I'm not saying SS is a great investment. I thought for years I could have done much better investing the money I paid in FICA myself. And I would have invested it. However, as we know, too many people would not save it for there retirement or would do a poor job of investing it and have nothing. We as a society, we would pay to house and feed these people in their old age, and it would be the 51% of us that actually pay federal taxes paying for them. I'm glad they were forced to put some money into the bucket.

Also, all the years of paying SS tax, we are covered by a disability policy, our families were covered with survivors benefit if we should die. Thank goodness most of us didn't need it. Over the years I have changed my thinking about SS.
 
There is a bill up now that would fix SS until 2054 simply by lifting the cap on the tax. (they also would stop taxing benefits).

A bit too much to pass I think.

https://www.yahoo.com/finance/news/social-security-win-win-bill-123006868.html


It would be the largest tax increase in history, so if someone is making $500k, their total SS tax (with employer match) would go from 20,906 to 62,000 per year.

Since they would probably not get an increase in their own SS, this would make SS just another welfare program.

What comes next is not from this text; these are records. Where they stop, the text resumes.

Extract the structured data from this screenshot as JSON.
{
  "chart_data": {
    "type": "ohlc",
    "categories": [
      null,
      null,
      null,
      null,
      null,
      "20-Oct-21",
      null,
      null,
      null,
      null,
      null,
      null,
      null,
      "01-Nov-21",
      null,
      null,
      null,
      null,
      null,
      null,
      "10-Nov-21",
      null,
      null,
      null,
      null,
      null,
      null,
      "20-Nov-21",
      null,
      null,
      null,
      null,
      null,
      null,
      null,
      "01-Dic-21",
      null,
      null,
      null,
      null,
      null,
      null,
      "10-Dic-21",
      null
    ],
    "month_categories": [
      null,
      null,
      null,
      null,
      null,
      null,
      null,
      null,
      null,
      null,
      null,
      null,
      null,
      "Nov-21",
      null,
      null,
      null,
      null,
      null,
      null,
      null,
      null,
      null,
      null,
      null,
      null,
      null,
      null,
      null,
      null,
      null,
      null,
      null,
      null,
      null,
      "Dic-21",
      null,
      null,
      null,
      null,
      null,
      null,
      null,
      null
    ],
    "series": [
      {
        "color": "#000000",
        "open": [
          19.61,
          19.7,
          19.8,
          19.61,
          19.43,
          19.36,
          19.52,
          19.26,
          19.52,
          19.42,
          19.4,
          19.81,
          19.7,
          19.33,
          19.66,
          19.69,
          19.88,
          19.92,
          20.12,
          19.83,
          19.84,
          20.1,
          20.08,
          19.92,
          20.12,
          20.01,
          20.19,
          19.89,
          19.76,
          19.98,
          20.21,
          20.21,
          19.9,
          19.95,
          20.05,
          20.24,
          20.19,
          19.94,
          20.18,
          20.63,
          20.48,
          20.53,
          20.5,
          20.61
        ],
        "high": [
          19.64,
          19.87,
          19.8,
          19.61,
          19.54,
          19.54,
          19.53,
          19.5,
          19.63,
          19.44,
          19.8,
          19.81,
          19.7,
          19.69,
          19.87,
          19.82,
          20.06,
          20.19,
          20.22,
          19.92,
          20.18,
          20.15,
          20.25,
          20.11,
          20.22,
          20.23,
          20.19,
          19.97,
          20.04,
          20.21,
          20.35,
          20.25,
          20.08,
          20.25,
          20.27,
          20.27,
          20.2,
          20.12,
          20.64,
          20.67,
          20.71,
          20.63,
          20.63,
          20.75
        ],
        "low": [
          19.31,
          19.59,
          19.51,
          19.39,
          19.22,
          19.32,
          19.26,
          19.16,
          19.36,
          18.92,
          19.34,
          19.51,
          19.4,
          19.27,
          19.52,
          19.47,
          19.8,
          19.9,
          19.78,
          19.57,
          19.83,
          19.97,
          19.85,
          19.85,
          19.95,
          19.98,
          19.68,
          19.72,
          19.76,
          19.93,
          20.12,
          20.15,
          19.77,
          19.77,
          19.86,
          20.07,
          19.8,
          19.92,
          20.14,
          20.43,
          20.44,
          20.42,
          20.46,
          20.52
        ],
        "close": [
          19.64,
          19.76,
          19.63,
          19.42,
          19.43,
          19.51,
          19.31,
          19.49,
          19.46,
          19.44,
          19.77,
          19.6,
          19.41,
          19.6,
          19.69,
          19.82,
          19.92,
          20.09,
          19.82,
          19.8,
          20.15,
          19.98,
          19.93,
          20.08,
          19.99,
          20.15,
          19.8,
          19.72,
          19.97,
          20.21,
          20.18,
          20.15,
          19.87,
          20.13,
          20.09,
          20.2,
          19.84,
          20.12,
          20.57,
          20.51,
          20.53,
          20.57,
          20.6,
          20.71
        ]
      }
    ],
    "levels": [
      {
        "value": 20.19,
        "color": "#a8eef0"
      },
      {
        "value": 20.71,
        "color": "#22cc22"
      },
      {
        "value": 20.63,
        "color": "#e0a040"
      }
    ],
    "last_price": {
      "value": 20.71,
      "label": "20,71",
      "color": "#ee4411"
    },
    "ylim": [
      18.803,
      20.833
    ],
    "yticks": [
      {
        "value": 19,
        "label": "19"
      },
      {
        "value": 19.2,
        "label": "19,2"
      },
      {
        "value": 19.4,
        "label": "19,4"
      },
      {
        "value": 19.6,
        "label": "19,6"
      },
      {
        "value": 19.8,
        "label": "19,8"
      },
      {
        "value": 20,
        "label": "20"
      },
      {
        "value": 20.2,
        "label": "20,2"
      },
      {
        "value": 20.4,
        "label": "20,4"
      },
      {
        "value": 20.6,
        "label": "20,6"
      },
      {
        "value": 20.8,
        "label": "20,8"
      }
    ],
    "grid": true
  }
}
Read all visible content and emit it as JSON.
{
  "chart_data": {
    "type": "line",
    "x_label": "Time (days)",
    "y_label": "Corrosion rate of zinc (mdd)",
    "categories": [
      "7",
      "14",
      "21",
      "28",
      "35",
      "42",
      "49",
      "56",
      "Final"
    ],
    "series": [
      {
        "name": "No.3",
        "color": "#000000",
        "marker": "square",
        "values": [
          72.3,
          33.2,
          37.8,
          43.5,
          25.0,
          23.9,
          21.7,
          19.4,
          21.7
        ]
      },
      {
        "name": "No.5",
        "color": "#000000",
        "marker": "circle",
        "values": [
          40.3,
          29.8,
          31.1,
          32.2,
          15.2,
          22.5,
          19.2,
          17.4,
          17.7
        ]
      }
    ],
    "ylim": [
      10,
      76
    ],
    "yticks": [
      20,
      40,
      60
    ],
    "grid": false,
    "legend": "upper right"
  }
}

But taking other people's money is always a winner, until you run out of other people's money.
 
It still seems like it would play better in the polls than cutting Grandma's budget by 22%.
 
MODERATOR NOTE: The prior two posts are a clear demonstration of why we have a rule here on the board that we do not discuss/argue legislation until it has been reported out of committee and has some chance of passing. The vast majority of proposed legislation never makes it out of committee and dies on the vine. Please do not go further down this path.